Con un atto di estrema sensibilità, di garbo e forza allo stesso tempo, Cornelia Parker riesce a superare la soglia di un allestimento minimale caricando di emotività l’involucro cromatico senza cedere a ermetiche simbologie ma semplicemente creando un leggero scarto tra il pieno dell’imporporarsi sanguigno e il vuoto degli stampi che alludono a dolorose assenze. «Ho deciso di realizzare War Room – afferma l’artista dopo aver ricevuto l’incarico per un lavoro sulla prima guerra mondiale e aver visitato la fabbrica di Richmond – a mo’ di tenda, sospendendo il materiale come fosse tessuto. La stanza è ispirata al superbo padiglione che Enrico VIII fece innalzare per l’incontro di pace con il re francese nel 1520 e noto anche come il Campo del Drappo d’Oro. Circa un anno dopo erano di nuovo in guerra». Su questo registro è orchestrata tutta la mostra, come in realtà gran parte del lavoro dell’artista inglese. Trasformare cioè in materia subliminale un’azione che mostra di per sé un primo aspetto provocatorio e riconvertirla nella forma improvvisa di un’immagine di rinascita e meraviglia.
Se nell’impercettibile opposizione di significati si riaccendono i sensi nella stanza della guerra, anche le altre sale parlano con rigore e sublime equilibrio di una trasfigurazione degli oggetti selezionati attraverso una logica precisa, associata a un’altra analogamente chiara ma in apparenza distante dalla prima. Appena colta la relazione tra concetti o elementi, il corto circuito iniziale, da repentino disorientamento si tramuta in globale intuizione della rappresentazione. Sulle tracce di quella categoria teorizzata da Marcel Duchamp dell’inframince o infrasottile dove l’intervallo o la minima differenza tra due fenomeni molto distanti, messi tra loro in relazione, sprigiona un senso di inatteso e di sorpresa.
Cosa è più banale di una serie fotografica – Avoided Objects – di cumuli e cirri in cielo? Ma se scattate con la macchina di Rudolf Höss, ufficiale comandante del campo di concentramento di Auschwitz, sopra l’Imperial War Museum, quelle foto perdono di banalità e narrano qualcosa di molto più sinistro. Ecco che quell’apparenza serena e naturale, seppure offuscata dalla pellicola a infrarossi, viene intorbidita da una storia svelata solo dalla didascalia e dalla caparbietà con la quale Cornelia Parker nel 1999 ha ottenuto di usare lo strumento con cui Höss ritraeva la sua famiglia per mostrare quel confine così impercettibile e indecifrabile che separa bellezza da orrore. «Catturare nuvole era un modo per sviare la mia attenzione dal fatto che stavo guardando attraverso lo stesso obiettivo di un assassino di massa».
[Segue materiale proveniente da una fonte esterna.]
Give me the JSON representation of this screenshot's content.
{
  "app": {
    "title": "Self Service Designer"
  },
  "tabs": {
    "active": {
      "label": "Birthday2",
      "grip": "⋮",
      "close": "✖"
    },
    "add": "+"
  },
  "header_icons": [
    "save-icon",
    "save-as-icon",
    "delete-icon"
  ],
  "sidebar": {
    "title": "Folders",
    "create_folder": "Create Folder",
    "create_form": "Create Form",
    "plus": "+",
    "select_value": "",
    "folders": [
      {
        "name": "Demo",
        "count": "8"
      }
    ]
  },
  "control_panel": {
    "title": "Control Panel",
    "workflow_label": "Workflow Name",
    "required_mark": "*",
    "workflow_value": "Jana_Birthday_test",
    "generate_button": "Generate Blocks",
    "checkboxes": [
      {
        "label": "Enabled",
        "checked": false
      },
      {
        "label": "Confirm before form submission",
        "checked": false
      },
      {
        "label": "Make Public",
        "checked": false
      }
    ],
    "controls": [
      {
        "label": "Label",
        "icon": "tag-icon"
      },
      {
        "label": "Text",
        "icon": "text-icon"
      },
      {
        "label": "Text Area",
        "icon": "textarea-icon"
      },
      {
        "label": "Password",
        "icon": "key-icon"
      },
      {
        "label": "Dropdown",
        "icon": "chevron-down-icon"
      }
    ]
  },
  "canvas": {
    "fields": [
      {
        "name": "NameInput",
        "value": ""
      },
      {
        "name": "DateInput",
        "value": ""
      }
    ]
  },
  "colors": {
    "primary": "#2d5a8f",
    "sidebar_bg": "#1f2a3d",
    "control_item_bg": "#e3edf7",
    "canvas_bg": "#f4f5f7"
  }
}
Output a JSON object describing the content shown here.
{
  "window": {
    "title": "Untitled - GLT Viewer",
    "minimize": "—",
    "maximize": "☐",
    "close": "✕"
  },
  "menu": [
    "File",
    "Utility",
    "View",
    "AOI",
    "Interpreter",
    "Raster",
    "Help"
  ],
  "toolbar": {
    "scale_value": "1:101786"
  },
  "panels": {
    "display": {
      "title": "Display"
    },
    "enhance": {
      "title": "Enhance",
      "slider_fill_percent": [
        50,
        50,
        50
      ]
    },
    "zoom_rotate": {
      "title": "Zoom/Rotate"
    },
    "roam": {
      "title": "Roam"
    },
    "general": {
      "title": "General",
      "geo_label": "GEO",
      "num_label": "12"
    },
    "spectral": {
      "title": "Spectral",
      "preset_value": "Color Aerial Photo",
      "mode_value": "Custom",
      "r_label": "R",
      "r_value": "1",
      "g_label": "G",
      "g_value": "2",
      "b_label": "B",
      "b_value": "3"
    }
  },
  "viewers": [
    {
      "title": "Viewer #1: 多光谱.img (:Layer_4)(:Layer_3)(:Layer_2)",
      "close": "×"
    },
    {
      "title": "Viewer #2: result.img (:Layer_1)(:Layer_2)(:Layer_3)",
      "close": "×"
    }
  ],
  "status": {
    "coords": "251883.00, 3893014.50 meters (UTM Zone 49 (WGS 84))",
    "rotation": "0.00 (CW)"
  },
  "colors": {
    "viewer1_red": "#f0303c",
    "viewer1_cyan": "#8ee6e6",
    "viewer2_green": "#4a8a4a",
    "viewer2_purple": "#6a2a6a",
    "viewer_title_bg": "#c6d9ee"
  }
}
E ancora, un fucile a canne mozze segato e spezzettato dalla polizia in numerose parti ed esposto in modo tale da perdere la dimensione e l’immagine dell’oggetto ridisegnabile nella mente dell’osservatore soltanto attraverso la descrizione del lavoro, Up Sawn Off Shotgun. Ma anche l’arma di un omicida, tramutata in ruggine attraverso un processo chimico, persa la sagoma originaria, mantiene invece nel residuo – Precipitated Gun – la memoria del suo trascorso e della macabra funzione.
Prima donna artista scelta dal comitato che seleziona le opere per il Parlamento inglese, il suo coinvolgimento tocca la sfera sociale nel suo attivismo contro il cambiamento climatico. Nella nuova scultura, Island, realizzata per la conferenza delle Nazioni Unite e presentata alla Tate in anteprima, Cornelia Parker inventa una serra di vetro tratteggiata all’interno da colpi di gesso di Dover per rappresentare l’incerta situazione della Gran Bretagna dopo il Brexit. «Il gesso bianco scaglia oscure ombre moiré sul muro. Quello che è bianco diventa nero e quello che era sicuro è ora mutevole, carico di grande apprensione».
Colpisce il discorso politico: un ragionamento giocato con metafore e differimenti di senso, innescato da una spettacolare azione distruttiva a sottintendere l’idea di una perenne instabilità, dell’impossibilità di uno stato di quiete. Come alla guerra può subentrare la pace, così la reversibilità di quel momento può avvenire velocemente rovesciando lo scenario nella realtà opposta. Che Cornelia Parker parli così tanto di scontri nel suo lavoro rivela, attraverso i molteplici mezzi usati, dal disegno alla scultura, dal film al ricamo, alla fotografia e al coinvolgimento di altre persone o figure professionali, il suo impegno e la straordinaria capacità di accendere attraverso l’arte una riflessione mediante l’energia compressa che le opere effondono.
È il caso di Cold Dark Matter: An Exploded View, una spettacolare installazione, illuminata dall’interno, fatta di tavole in legno e di miriadi di frammenti di oggetti tra i più svariati appesi a una griglia al soffitto e sospesi fin quasi a terra. «Assistiamo ogni giorno a esplosioni, in film d’azione, documentari o nelle notizie di servizi su conflitti interminabili. Ho voluto creare una vera esplosione, non una rappresentazione. Ho scelto il capanno del giardino perché è il luogo dove riponi le cose che non riesci a buttare». Il ripostiglio viene fatto esplodere da Cornelia Parker sotto la supervisione di tecnici specializzati in munizioni che l’aiuteranno poi a recuperare i detriti sparsi sul campo. «Nel sospendere in mostra i pezzi uno a uno, questi hanno cominciato a perdere il loro respiro di morte; è stato l’inizio di un rianimarsi. Dall’interno la luce proiettava ombre imponenti sulle pareti. Il capanno sembrava esplodere nuovamente o forse ritrovare una forma». La frammentazione degli oggetti, di cui talvolta si indovina l’origine, i materiali e i colori di tutti generi, uniti alla mobilità, creano una sorta di magica struttura trasparente.
«Tenere lontani i demoni» è l’aforisma che unisce le circa cento opere della Tate come nel muto concerto della ballata di trombe schiacciate da un rullo compressore e appese in circolo. Private del suono è solo la danza dei loro fantasmi proiettati che può supplire all’assenza di vibrazione e al silenzio di una musica un tempo squillante. Perpetual canon, il titolo dell’opera, come l’ininterrotto pensiero sottile e penetrante di questa acuta, straordinaria artista.